Books have always been important to me. As a child, I remember pouring through C.B. Falls’s The First 3,000 Years as if it were a storybook, drawn into the drama of the rise and fall of ancient empires in the Near and Middle East. I was riveted when Cluny the Scourge attacked Redwall Abbey in Brian Jacques’s Redwall.
Thanks to a new podcast that I happened upon (LeVar Burton’s “LeVar Burton Reads,” essentially Reading Rainbow for adults), I have rediscovered the wonders of literature, particularly short fiction. As a priest, I regularly dive through non-fiction books on subjects that range from spirituality and theology, to leadership development, to racial history and formation. While I have always been a voracious reader, I am sad to confess that I have not been as diligent about reading fiction for the simple joy of reading. I have missed disappearing into unknown worlds of make-believe and coming out on the other side glad that I entered the amazing world of the author’s mind.
Not only do I think it is helpful for parents to regularly engage their children through reading, but I find it helpful to do so using scripture as well. Although not everything in the Bible is appropriate for every age, there is plenty in it that transcends generations. Interacting with scripture simply to enter the world of the writers can be an interesting spiritual exercise. Oftentimes we engage scripture with a primary desire to get something out of it – a piece of wisdom, a theological point to argue, or a moment of inspiration. What might it be like to simply immerse ourselves in the language of Psalm 23, or to disappear into the saga of the Exodus, or follow Paul on his missionary journeys through rioting crowds and stormy seas?
Saint Bartholomew is the patron saint of bookbinders and is often depicted holding the Gospel book. Books are central to the Christian practice, so much so that the architects of the early church sifted through countless letters, manuscripts, and stories to find those that spoke most clearly to the mind of God.
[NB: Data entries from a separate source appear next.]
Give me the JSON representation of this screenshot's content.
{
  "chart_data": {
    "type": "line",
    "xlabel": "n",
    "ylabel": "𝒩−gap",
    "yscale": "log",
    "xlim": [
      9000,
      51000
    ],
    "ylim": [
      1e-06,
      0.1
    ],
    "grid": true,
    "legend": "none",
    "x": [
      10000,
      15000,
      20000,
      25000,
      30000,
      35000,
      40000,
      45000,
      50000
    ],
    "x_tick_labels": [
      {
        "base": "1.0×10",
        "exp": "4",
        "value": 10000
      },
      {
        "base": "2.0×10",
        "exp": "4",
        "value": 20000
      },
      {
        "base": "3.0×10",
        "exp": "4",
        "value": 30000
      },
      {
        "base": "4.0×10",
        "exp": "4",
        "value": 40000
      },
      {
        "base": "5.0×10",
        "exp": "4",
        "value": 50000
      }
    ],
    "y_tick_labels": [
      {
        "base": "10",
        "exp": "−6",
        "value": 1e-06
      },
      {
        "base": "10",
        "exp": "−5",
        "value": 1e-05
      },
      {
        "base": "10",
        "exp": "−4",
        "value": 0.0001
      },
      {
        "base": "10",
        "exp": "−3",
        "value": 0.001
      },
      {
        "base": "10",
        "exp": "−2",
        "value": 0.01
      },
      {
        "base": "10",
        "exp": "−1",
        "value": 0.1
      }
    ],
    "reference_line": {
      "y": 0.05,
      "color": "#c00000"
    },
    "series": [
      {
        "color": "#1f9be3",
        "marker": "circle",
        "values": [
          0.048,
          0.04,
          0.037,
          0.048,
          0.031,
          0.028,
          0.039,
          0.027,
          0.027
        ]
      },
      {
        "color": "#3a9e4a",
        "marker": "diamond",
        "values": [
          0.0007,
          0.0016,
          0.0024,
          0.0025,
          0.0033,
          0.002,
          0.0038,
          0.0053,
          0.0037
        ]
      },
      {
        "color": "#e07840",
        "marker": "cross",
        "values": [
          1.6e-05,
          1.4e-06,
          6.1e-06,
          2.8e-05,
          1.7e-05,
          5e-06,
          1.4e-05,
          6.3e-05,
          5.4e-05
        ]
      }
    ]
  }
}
Those disparate writings became the Holy Bible we now know. Through reading the Bible we hope to enter more deeply the mind of God. Through the magic of reading, we can discover the mind of our neighbor as well. To honor St. Bartholomew today, take up a book and enter into another world.
A Prayer for Today
Almighty and everlasting God, who gave to your apostle Bartholomew grace truly to believe and to preach your Word: Grant that your church may love what he believed and preach what he taught; through Jesus Christ our Lord, who lives and reigns with you and the Holy Spirit, one God, for ever and ever. Amen.
What favorite books have helped you grow in love of God and neighbor?